HRW were similarly critical of the JIAT’s findings. In a letter to the investigative body, HRW wrote “While the strike may have also killed about 10 Houthi fighters and a Houthi military checkpoint manned by two or three fighters was located about 250 meters north of the market, the strikes caused indiscriminate or foreseeably disproportionate loss of civilian life, in violation of the laws of war.”
The UN Group of Eminent Experts noted, of the JIAT’s findings: “As so few details are contained in JIAT summaries, it is impossible to ascertain how, once a military objective has been identified, proportionality assessments were carried out and what precautions in attack were implemented. Nor is it possible to ascertain whether JIAT has carried out its own independent assessments on how those procedures were carried out in individual cases. The response to the attack on Khamees market 15 March 2016 is emblematic as the JIAT findings contradict earlier coalition claims and appear to suggest that because the market struck was named “Thursday market”, the coalition could not have anticipated that civilians would be present on a Tuesday.”
According to multiple accounts and eyewitnesses, during this strike two munitions were dropped separated by a period of time. Several reports and eyewitness statements indicate that the second munition injured and killed people responding to the explosion of the first munition.
Human Rights Watch spoke with a man injured in the attack, who recounted:
“When the first strike came, the world was full of blood. People were all in pieces, their limbs were everywhere. People went flying. Most of the people, we collected in pieces, we had to put them in plastic bags. A leg, an arm, a head. There wasn’t more than five minutes between the first and second strike. The second strike was there, at the entrance to the market. People were taking the injured out, and it hit the wounded and killed them. A plane was circling overhead.”

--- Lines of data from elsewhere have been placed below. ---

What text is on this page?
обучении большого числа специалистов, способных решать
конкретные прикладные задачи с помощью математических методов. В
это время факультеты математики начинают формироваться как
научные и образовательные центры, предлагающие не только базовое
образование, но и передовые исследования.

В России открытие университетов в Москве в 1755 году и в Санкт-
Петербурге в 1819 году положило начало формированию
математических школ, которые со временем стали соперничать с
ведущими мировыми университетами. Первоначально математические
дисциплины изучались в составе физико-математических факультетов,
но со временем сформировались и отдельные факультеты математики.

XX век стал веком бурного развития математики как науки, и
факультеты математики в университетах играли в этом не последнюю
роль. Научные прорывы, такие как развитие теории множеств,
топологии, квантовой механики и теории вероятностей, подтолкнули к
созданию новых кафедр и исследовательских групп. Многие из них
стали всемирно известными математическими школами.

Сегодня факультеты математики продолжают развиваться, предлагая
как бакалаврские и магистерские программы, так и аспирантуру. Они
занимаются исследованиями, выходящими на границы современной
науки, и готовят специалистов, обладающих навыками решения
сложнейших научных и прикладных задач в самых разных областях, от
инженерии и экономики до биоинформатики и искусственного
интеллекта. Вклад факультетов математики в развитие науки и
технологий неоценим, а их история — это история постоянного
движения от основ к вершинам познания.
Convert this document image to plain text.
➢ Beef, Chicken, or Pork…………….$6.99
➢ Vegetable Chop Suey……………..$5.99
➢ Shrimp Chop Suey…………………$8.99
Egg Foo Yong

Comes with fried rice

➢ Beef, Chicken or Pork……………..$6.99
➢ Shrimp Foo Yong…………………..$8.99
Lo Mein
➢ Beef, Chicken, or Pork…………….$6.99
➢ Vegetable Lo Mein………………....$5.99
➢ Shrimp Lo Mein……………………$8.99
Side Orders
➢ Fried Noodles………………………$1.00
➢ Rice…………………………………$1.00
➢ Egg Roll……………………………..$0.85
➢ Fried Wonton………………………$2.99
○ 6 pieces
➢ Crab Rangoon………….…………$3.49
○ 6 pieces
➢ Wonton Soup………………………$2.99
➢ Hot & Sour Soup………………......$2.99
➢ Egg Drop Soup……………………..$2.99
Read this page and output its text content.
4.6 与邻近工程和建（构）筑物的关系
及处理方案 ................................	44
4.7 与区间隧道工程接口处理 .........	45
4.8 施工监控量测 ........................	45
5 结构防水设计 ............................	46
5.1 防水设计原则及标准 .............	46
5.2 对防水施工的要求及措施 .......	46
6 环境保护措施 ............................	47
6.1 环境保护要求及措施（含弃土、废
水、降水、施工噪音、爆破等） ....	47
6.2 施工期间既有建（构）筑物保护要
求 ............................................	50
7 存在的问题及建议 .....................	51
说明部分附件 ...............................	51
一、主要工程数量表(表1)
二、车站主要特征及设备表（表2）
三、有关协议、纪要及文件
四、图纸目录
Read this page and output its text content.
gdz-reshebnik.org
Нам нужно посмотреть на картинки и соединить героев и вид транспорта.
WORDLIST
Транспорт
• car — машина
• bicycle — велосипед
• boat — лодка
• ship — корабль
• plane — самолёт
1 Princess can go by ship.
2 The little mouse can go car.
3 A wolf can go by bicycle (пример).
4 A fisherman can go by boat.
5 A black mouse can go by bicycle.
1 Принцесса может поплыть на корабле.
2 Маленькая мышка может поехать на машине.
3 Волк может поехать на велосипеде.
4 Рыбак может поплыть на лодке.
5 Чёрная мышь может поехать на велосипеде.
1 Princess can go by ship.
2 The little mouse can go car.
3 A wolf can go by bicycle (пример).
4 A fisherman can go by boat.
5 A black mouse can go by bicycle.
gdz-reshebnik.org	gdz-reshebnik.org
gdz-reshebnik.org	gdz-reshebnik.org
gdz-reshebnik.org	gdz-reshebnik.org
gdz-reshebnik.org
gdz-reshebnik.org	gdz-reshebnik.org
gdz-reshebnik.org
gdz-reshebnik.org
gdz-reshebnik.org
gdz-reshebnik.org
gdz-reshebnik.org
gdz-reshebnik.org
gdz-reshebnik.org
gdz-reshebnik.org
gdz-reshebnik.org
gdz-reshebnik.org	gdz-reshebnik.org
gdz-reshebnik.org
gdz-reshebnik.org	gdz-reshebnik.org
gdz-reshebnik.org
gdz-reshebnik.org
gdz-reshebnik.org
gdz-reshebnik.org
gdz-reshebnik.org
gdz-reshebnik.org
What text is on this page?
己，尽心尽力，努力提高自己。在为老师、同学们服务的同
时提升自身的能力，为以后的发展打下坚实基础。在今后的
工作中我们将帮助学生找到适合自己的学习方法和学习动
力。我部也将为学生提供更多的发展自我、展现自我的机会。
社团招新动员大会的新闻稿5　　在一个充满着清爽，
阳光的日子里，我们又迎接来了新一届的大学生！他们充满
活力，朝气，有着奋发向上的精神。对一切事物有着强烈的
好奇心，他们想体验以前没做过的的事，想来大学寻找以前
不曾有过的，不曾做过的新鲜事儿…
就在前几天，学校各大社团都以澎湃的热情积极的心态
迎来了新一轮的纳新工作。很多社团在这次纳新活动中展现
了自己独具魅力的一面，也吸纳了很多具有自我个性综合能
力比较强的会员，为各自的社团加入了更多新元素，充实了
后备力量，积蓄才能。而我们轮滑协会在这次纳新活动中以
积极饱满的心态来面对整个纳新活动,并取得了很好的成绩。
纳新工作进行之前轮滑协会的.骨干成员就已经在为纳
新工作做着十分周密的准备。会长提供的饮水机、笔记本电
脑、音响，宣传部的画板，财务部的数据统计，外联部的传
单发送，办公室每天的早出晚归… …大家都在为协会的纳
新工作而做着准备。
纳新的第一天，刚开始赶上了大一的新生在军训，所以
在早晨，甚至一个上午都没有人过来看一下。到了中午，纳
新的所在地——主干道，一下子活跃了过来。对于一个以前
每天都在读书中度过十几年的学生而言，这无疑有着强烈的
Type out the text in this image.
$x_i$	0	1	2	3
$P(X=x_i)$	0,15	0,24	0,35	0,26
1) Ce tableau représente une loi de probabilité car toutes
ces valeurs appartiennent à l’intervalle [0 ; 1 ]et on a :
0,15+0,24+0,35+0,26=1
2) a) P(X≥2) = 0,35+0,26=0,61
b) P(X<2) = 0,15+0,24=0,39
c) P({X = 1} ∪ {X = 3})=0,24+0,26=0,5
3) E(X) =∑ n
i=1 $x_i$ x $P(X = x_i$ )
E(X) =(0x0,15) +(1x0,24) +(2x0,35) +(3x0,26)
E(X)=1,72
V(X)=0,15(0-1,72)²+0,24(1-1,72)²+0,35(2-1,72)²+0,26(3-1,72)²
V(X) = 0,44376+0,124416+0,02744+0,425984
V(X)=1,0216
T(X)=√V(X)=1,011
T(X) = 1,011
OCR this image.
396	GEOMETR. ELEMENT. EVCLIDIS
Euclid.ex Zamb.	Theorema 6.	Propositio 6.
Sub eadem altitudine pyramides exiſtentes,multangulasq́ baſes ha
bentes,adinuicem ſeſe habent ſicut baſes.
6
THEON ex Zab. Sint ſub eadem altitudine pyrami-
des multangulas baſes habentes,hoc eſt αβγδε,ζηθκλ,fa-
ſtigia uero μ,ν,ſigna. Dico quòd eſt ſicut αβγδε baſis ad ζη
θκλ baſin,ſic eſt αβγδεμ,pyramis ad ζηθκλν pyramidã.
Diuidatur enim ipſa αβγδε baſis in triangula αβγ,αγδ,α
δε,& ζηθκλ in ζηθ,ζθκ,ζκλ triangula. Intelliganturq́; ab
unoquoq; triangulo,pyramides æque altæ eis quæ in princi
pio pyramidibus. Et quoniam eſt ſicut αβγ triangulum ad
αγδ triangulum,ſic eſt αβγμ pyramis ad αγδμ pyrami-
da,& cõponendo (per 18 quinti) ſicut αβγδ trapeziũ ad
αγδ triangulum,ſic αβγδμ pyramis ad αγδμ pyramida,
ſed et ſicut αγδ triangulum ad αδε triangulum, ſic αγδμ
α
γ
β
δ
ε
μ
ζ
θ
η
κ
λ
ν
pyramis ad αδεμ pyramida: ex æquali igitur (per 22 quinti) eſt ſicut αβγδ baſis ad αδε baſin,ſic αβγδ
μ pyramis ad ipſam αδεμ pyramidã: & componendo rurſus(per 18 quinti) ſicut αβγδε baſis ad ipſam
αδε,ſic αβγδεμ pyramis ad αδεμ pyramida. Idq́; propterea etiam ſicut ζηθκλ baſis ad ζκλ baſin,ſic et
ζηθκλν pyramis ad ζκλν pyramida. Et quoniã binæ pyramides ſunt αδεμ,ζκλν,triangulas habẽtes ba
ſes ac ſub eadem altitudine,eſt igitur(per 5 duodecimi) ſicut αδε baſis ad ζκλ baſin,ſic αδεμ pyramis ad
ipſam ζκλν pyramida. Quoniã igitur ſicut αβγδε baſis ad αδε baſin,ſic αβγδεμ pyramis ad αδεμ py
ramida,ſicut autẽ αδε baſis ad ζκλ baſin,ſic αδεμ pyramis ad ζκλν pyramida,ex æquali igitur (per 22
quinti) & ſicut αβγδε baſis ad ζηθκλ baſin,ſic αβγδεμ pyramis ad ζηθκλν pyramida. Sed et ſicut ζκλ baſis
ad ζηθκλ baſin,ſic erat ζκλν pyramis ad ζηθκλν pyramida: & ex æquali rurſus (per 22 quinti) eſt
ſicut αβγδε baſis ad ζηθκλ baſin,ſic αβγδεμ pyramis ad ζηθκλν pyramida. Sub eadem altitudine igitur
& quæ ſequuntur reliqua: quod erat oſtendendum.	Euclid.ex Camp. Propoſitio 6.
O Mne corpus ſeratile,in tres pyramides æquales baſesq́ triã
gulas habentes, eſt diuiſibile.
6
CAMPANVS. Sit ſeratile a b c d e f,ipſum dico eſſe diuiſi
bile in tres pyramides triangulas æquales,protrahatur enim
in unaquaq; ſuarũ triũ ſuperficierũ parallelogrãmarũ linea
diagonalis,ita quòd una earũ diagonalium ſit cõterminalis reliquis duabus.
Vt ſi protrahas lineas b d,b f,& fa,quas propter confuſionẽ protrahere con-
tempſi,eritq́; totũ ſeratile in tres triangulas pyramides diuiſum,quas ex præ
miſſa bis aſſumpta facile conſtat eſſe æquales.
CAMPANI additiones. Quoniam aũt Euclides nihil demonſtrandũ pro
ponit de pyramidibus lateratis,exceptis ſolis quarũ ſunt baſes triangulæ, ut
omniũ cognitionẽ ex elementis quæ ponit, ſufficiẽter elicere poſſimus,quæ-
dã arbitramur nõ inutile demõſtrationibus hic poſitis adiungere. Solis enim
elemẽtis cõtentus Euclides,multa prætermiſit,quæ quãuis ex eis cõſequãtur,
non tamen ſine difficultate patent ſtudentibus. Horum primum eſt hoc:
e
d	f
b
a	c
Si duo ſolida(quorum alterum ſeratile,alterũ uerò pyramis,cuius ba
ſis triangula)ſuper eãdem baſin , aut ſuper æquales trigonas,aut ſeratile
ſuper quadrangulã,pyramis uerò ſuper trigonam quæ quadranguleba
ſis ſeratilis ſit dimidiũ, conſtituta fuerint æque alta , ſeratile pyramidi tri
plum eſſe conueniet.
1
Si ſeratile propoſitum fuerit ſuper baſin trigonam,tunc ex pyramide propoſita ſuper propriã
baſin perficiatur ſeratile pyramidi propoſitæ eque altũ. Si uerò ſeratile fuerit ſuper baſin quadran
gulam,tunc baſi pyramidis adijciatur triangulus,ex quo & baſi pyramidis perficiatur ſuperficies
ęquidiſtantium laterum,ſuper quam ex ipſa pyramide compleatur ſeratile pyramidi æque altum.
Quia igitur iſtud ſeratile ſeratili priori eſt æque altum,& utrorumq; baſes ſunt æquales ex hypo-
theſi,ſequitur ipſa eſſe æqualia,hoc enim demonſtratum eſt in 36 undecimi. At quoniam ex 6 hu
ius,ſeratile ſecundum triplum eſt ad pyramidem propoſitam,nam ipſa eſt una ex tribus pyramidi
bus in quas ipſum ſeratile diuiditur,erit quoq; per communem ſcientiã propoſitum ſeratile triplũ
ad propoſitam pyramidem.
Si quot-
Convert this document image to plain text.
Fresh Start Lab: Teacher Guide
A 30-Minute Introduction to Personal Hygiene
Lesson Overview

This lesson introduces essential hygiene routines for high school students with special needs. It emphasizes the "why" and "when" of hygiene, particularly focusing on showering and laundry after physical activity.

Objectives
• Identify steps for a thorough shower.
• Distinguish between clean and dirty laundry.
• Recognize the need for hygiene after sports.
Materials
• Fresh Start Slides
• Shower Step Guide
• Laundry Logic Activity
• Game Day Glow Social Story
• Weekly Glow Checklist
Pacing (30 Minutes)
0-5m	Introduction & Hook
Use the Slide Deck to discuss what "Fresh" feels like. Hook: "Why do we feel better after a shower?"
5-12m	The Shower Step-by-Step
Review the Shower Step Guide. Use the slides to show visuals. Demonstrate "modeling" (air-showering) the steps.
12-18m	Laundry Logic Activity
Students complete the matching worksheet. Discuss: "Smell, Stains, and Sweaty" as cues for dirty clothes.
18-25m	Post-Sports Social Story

All accounts reviewed by us indicated the attacks were airstrikes carried out by the Saudi-led Coalition. The SLC itself acknowledged the attack.
Open source information indicates that on 2016/03/15, sometime before 1133 AST, two air-dropped munitions hit al-Khamis market. Between 100 to 131 people were killed. Both witness reports and open source images and videos show that at least some of those killed and wounded were children. There were reports of Houthi fighters being in the area at the time, including reports of a checkpoint to the north of al-Khamis, which may be visible on satellite imagery. At least one fragment of a munition allegedly recovered from the scene appears to be part of the wing assembly from a GBU. HRW claims another fragment is from a JDAM. Statements from the SLC do not appear to be consistent with information acquired via open sources.